Do a favour in memory of a hit and run driver
Many listeners will recall that last year a hit and run driver, Nauseous Nic popped her clogs because Wiwyerm didn’t notice that she was on her last legs. Sadly she never had to face the consequences of leaving Matt Crawford for dead on a dark night, having cheerfully allowed the suspicion to fall on others. Being the weird village that it is, Ambridge is commemorating her demise with a glorified “Bob a job” scheme. By rights the cash raised should go to victims of cowardly hit and run incidents but no one seems to have thought of that.
An Everyday Story of Sex and Debauchery
Obviously what goes on in Ambridge is not a story, but the degeneration of this documentary into graphic bulletins of the sex lives of some dreary residents is more than enough to put respectable listeners off their food.

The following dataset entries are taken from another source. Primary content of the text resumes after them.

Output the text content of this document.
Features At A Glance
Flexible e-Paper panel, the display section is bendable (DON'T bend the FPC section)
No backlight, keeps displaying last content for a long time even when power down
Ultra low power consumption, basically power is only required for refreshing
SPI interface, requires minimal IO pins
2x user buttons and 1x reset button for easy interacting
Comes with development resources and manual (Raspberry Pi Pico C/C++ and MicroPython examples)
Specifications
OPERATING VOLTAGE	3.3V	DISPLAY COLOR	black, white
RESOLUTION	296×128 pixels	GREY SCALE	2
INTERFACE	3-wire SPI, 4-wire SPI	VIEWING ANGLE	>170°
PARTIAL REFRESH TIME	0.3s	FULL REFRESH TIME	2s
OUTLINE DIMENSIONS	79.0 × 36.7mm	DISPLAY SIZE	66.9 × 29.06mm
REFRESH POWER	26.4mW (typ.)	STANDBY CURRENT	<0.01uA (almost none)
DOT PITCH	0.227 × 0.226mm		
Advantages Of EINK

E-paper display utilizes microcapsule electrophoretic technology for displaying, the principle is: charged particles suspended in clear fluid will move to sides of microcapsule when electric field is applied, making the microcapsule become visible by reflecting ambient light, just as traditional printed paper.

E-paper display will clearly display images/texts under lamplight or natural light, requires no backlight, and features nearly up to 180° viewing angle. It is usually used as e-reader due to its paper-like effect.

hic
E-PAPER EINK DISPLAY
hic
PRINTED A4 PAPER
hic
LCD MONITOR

In recent months we have had Peep, who is more than happy to put it about with anyone who pops by, albeit that serial shagger Toby is always the default. Then we have had Horny Hannah who is keen to get down to it with anyone on a “mates” basis, anyone except another serial shagger, Jazzer that is. Phallustair Blandvoice gives us a reminder that sex is for life, not just for Christmas by getting it on with Lavinia, who only seems to have arrived in the village to service him. Mercifully Fagash Lil and Justin seem to have cooled their ardour now that they live together. Anarchists fear the next ones will be Hellin and Lecherous Lee, Shulugh helping herself to Philip and Loathsome Lizzie who will probably go for a bit of Russ when Lilly is otherwise engaged.
Throw Away the Key
Drugs are not new in Ambridge and we all remember the disappointment when Jazzer and Edweird recovered from their addiction overnight, but it is good to have our very own toff dealer in Lower Poxley. Nigel would have been proud of Freddy and would undoubtedly have been indulging in a bit of weed himself. We admire Freddy’s entrepreneurial streak but due to the loyal support he is getting from Loathsome we are forced to hope he is in jail for a good long time, getting a regular rogering from his fellow inmates.

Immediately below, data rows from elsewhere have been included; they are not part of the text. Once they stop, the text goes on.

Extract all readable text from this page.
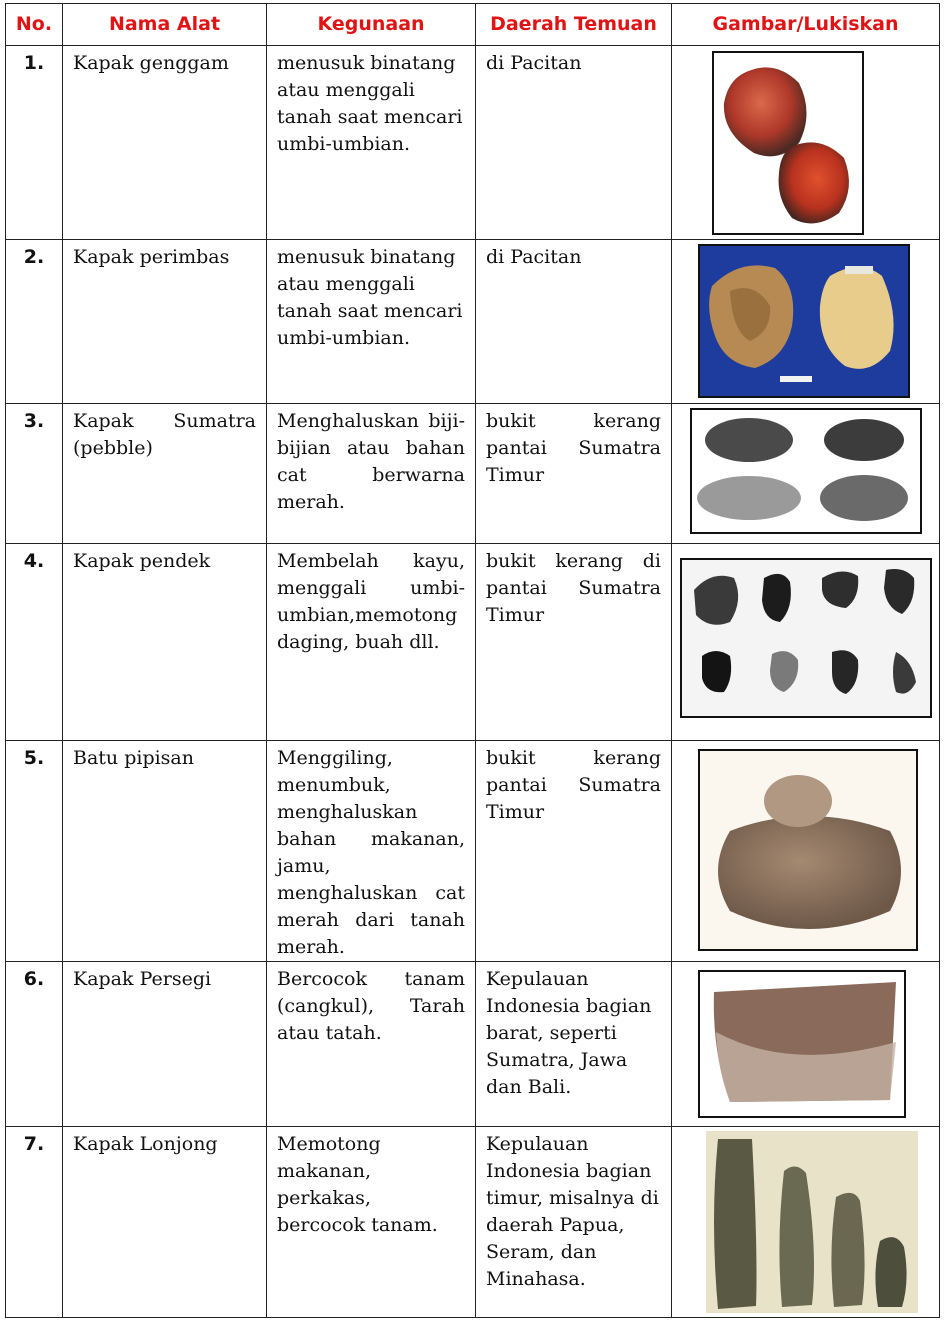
No.	Nama Alat	Kegunaan	Daerah Temuan	Gambar/Lukiskan
1.	Kapak genggam	menusuk binatang atau menggali tanah saat mencari umbi-umbian.	di Pacitan	

2.	Kapak perimbas	menusuk binatang atau menggali tanah saat mencari umbi-umbian.	di Pacitan	

3.	Kapak Sumatra (pebble)	Menghaluskan biji-bijian atau bahan cat berwarna merah.	bukit kerang pantai Sumatra Timur	

4.	Kapak pendek	Membelah kayu, menggali umbi-umbian,memotong daging, buah dll.	bukit kerang di pantai Sumatra Timur	

5.	Batu pipisan	Menggiling, menumbuk, menghaluskan bahan makanan, jamu, menghaluskan cat merah dari tanah merah.	bukit kerang pantai Sumatra Timur	

6.	Kapak Persegi	Bercocok tanam (cangkul), Tarah atau tatah.	Kepulauan Indonesia bagian barat, seperti Sumatra, Jawa dan Bali.	

7.	Kapak Lonjong	Memotong makanan, perkakas, bercocok tanam.	Kepulauan Indonesia bagian timur, misalnya di daerah Papua, Seram, dan Minahasa.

70 Year old Fagash gives hope to many
Fagash seemed to undergo quite a transformation from the posh, horsey Lilian Archer that some of us fondly remember. Her first husband, Canadian pilot Lester Nicholson was tragically killed in typically mysterious circumstances and she went onto ensnare Ralph Bellamy and a serious quantity of wonga. They disappeared to the Channel Islands to spend less time with the tax inspectors where Ralph pegged it.
The next we saw of Lilian was reincarnated as Fagash Lil, heavy smoking, heavy drinking and lusting after every male over the age of about 15. Amazingly sshe has just turned 70 and she and Justin are still at it like rabbits. If any Anarchists are still having rampant sex in their 70s we would be very grateful if they would keep it to themselves.